This is a pretty amazing photograph, although it needs its caption to yield its meaning. It's a recent photograph taken from by the Lunar Reconnaissance Orbiter Camera (LROC). If you look at the larger version, you can see the descent stages of the Apollo 11 Lunar Module, Eagle, still sitting on the surface of the moon. It's the tiny whitish speck in the middle of the picture casting the long, skinny, non-crater-like shadow. It's been there since 1969.
For those of you who prefer more earthbound adventure, check out the nifty GoPro Hero, an inexpensive, waterproof, miniature still and video camera with a wide-angle lens intended to attach to helmets, surfboards, cars and offroad vehicles, your wrist, your chest, radio-controlled vehicles, or pretty much anywhere else you can think of to stick one. The company's website is a lot of fun to browse around in, and here's where you can buy one (as you can see, it's not exactly going to break your bank—although note that the price at the link is just for the camera and the housing; you buy the attachment accessories separately, based on what you need).
What do you say, should I attach one to my forehead on my next trip to the doggie park? I think the suction cup attachment might work for that.
(Thanks to Tim Bradshaw and Carl Leonardi)
Featured Comment by David A. Goldfarb: "This is not a camera you attach to your forehead on your next trip to the doggie park. This is a camera to attach to your doggie's forehead on your next trip to the doggie park."

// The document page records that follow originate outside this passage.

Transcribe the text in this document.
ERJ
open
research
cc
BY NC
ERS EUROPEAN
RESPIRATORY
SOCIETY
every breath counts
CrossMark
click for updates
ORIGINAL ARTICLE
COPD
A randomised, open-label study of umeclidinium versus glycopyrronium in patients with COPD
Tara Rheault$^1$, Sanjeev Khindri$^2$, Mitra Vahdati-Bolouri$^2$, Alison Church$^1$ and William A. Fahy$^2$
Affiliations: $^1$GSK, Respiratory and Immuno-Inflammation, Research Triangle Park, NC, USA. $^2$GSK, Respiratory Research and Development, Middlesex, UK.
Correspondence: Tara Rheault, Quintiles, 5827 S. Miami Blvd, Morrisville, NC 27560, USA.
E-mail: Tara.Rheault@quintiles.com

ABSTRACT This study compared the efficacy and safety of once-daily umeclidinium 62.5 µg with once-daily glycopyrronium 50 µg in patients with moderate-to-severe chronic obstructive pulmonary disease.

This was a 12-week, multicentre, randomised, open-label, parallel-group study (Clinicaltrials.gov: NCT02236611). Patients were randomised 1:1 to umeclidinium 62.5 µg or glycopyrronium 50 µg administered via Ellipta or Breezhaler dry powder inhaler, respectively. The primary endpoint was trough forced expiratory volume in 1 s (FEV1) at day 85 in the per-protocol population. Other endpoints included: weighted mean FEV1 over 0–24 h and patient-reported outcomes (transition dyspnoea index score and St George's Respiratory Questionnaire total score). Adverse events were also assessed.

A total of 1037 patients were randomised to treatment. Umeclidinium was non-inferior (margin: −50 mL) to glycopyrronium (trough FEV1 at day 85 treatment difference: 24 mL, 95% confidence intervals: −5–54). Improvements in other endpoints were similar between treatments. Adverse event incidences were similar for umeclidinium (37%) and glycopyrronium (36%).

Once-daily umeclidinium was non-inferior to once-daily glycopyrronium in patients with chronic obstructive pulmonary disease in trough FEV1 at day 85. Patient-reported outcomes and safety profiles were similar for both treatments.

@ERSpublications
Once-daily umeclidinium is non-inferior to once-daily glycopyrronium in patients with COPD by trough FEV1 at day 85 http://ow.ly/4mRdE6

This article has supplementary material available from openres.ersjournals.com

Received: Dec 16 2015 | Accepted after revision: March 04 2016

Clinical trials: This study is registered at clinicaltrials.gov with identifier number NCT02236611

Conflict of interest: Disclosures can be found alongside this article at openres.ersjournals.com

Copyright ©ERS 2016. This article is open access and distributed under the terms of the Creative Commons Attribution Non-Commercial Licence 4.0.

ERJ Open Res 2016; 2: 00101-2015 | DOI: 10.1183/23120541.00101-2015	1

Featured Comment by Ctein: "I suspect most people don't realize how far removed the Apollo photos they remember are from the originals. The original chromes never left the NASA vaults. A very few institutions, including the Smithsonian, got first-generation 'master' dupes. A few very elite publications got second-gen dupes. Most publications got third- or even fourth-gen dupes.
"Add in another generation for the printed reproduction and you're typically 4 or 5 generations away from the originals.

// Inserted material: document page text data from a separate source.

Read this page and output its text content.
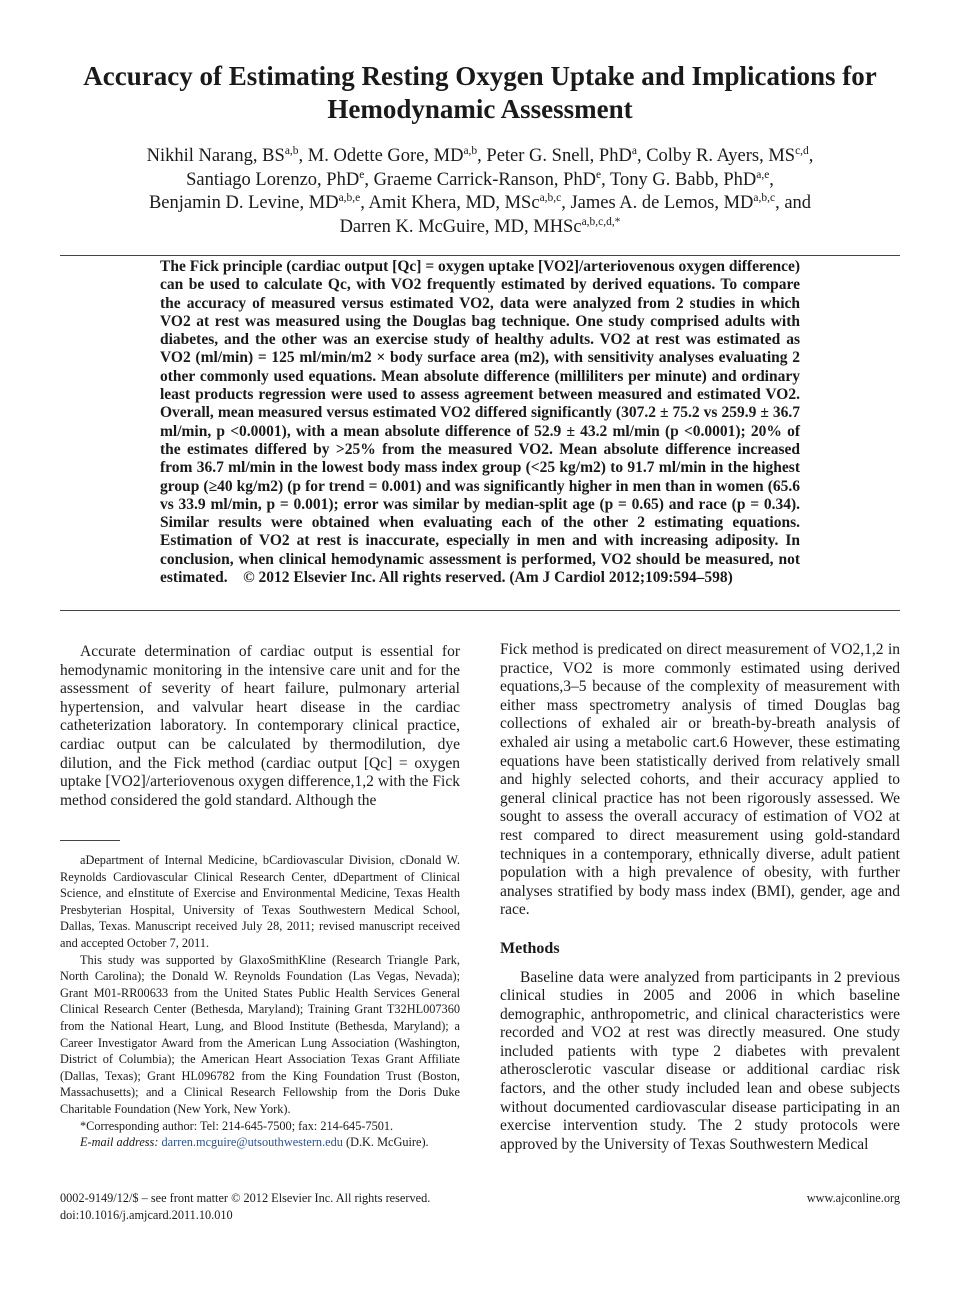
Accuracy of Estimating Resting Oxygen Uptake and Implications for Hemodynamic Assessment
Nikhil Narang, BS$^{a,b}$, M. Odette Gore, MD$^{a,b}$, Peter G. Snell, PhD$^a$, Colby R. Ayers, MS$^{c,d}$,
Santiago Lorenzo, PhD$^e$, Graeme Carrick-Ranson, PhD$^e$, Tony G. Babb, PhD$^{a,e}$,
Benjamin D. Levine, MD$^{a,b,e}$, Amit Khera, MD, MSc$^{a,b,c}$, James A. de Lemos, MD$^{a,b,c}$, and
Darren K. McGuire, MD, MHSc$^{a,b,c,d,*}$
The Fick principle (cardiac output [Qc] = oxygen uptake [VO2]/arteriovenous oxygen difference) can be used to calculate Qc, with VO2 frequently estimated by derived equations. To compare the accuracy of measured versus estimated VO2, data were analyzed from 2 studies in which VO2 at rest was measured using the Douglas bag technique. One study comprised adults with diabetes, and the other was an exercise study of healthy adults. VO2 at rest was estimated as VO2 (ml/min) = 125 ml/min/m2 × body surface area (m2), with sensitivity analyses evaluating 2 other commonly used equations. Mean absolute difference (milliliters per minute) and ordinary least products regression were used to assess agreement between measured and estimated VO2. Overall, mean measured versus estimated VO2 differed significantly (307.2 ± 75.2 vs 259.9 ± 36.7 ml/min, p <0.0001), with a mean absolute difference of 52.9 ± 43.2 ml/min (p <0.0001); 20% of the estimates differed by >25% from the measured VO2. Mean absolute difference increased from 36.7 ml/min in the lowest body mass index group (<25 kg/m2) to 91.7 ml/min in the highest group (≥40 kg/m2) (p for trend = 0.001) and was significantly higher in men than in women (65.6 vs 33.9 ml/min, p = 0.001); error was similar by median-split age (p = 0.65) and race (p = 0.34). Similar results were obtained when evaluating each of the other 2 estimating equations. Estimation of VO2 at rest is inaccurate, especially in men and with increasing adiposity. In conclusion, when clinical hemodynamic assessment is performed, VO2 should be measured, not estimated. © 2012 Elsevier Inc. All rights reserved. (Am J Cardiol 2012;109:594–598)

Accurate determination of cardiac output is essential for hemodynamic monitoring in the intensive care unit and for the assessment of severity of heart failure, pulmonary arterial hypertension, and valvular heart disease in the cardiac catheterization laboratory. In contemporary clinical practice, cardiac output can be calculated by thermodilution, dye dilution, and the Fick method (cardiac output [Qc] = oxygen uptake [VO2]/arteriovenous oxygen difference,1,2 with the Fick method considered the gold standard. Although the

aDepartment of Internal Medicine, bCardiovascular Division, cDonald W. Reynolds Cardiovascular Clinical Research Center, dDepartment of Clinical Science, and eInstitute of Exercise and Environmental Medicine, Texas Health Presbyterian Hospital, University of Texas Southwestern Medical School, Dallas, Texas. Manuscript received July 28, 2011; revised manuscript received and accepted October 7, 2011.

This study was supported by GlaxoSmithKline (Research Triangle Park, North Carolina); the Donald W. Reynolds Foundation (Las Vegas, Nevada); Grant M01-RR00633 from the United States Public Health Services General Clinical Research Center (Bethesda, Maryland); Training Grant T32HL007360 from the National Heart, Lung, and Blood Institute (Bethesda, Maryland); a Career Investigator Award from the American Lung Association (Washington, District of Columbia); the American Heart Association Texas Grant Affiliate (Dallas, Texas); Grant HL096782 from the King Foundation Trust (Boston, Massachusetts); and a Clinical Research Fellowship from the Doris Duke Charitable Foundation (New York, New York).

*Corresponding author: Tel: 214-645-7500; fax: 214-645-7501.

E-mail address: darren.mcguire@utsouthwestern.edu (D.K. McGuire).

Fick method is predicated on direct measurement of VO2,1,2 in practice, VO2 is more commonly estimated using derived equations,3–5 because of the complexity of measurement with either mass spectrometry analysis of timed Douglas bag collections of exhaled air or breath-by-breath analysis of exhaled air using a metabolic cart.6 However, these estimating equations have been statistically derived from relatively small and highly selected cohorts, and their accuracy applied to general clinical practice has not been rigorously assessed. We sought to assess the overall accuracy of estimation of VO2 at rest compared to direct measurement using gold-standard techniques in a contemporary, ethnically diverse, adult patient population with a high prevalence of obesity, with further analyses stratified by body mass index (BMI), gender, age and race.

Methods

Baseline data were analyzed from participants in 2 previous clinical studies in 2005 and 2006 in which baseline demographic, anthropometric, and clinical characteristics were recorded and VO2 at rest was directly measured. One study included patients with type 2 diabetes with prevalent atherosclerotic vascular disease or additional cardiac risk factors, and the other study included lean and obese subjects without documented cardiovascular disease participating in an exercise intervention study. The 2 study protocols were approved by the University of Texas Southwestern Medical

0002-9149/12/$ – see front matter © 2012 Elsevier Inc. All rights reserved.
doi:10.1016/j.amjcard.2011.10.010
www.ajconline.org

"How big a difference did that make? I've been lucky enough to see some of the Apollo chromes in the Smithsonian archives. The difference between those and what typically appeared in a good publication is like the difference between printing a negative on Grade 2 paper and Grade 4. Not to mention the color and saturation distortions commensurate with that.
"Two books are noteworthy: Orbit: NASA Astronauts Photograph the Earth by Jay Apt, Michael Helfert, and Justin Wilkinson, and Full Moon by Michael Light. The photos for Orbit were scanned from original flight film ('zero generation' original, first generation reproduction) and color/tone corrected by Roger Ressmeyer. (Ressmeyer had a scanner station built onsite, so film never had to leave the storage facility.)
"Michael Light was not quite so blessed; he had to work off of first-generation 'master' dupes. Perceptive viewers will see artifacts, e.g., some small amount of dark haloing around the blackest shadows, which are evidence of slight degradation in the duping process. His results are still remarkable and gorgeous.
"Those who want some sense of what the photos really looked like owe it to themselves to own these books.
"Digital imaging has been a true blessing to space photography; no longer do we public have to suffer with distorted and degraded n-generation offspring."
Featured Comment by David A. Goldfarb: "This is not a camera to attach to your forehead on your next tript to the doggie park. This is a camera to attach to your doggie's forehead on your next trip to the doggie park."
Featured Comment by Rod S.: "I really enjoyed the heads-up on the new LRO photography, Mike. Hey, the Apollo 14 picture is particularly fun: the astronaut's walking trail leading over to the ALSEP jumped out at me even before I'd scrolled to the enlargement.
"I'll second Ctein's recommendation of Full Moon. Michael Light sifted through NASA's collection to find those that struck him as a photographer, steering away from the most commonly seen photographs. Most of the B&W photographs were shot for geological control but most of those he selected are stunning. The first time I turned the pages of the book, I cried, because it took me to those valleys and mountains in a way I had not previously experienced.
"In a discussion with Michael Light at the opening of his exhibition in Sydney, I had remarked about the several copies of the book that I'd seen which included flattened lumps of white clay within the pages. Michael explained that the clay was used during production (by Amilcare Pizzi, in Milan) to address the problem of pages sticking together due to the unusually large amount of black ink used in the printing (for the lunar skies). On the issue of duplicates, Michael told me that he was able to use a fresh new set of 'master' duplicates which NASA had fortuitously prepared shortly before he made his request, so he did have good fortune there."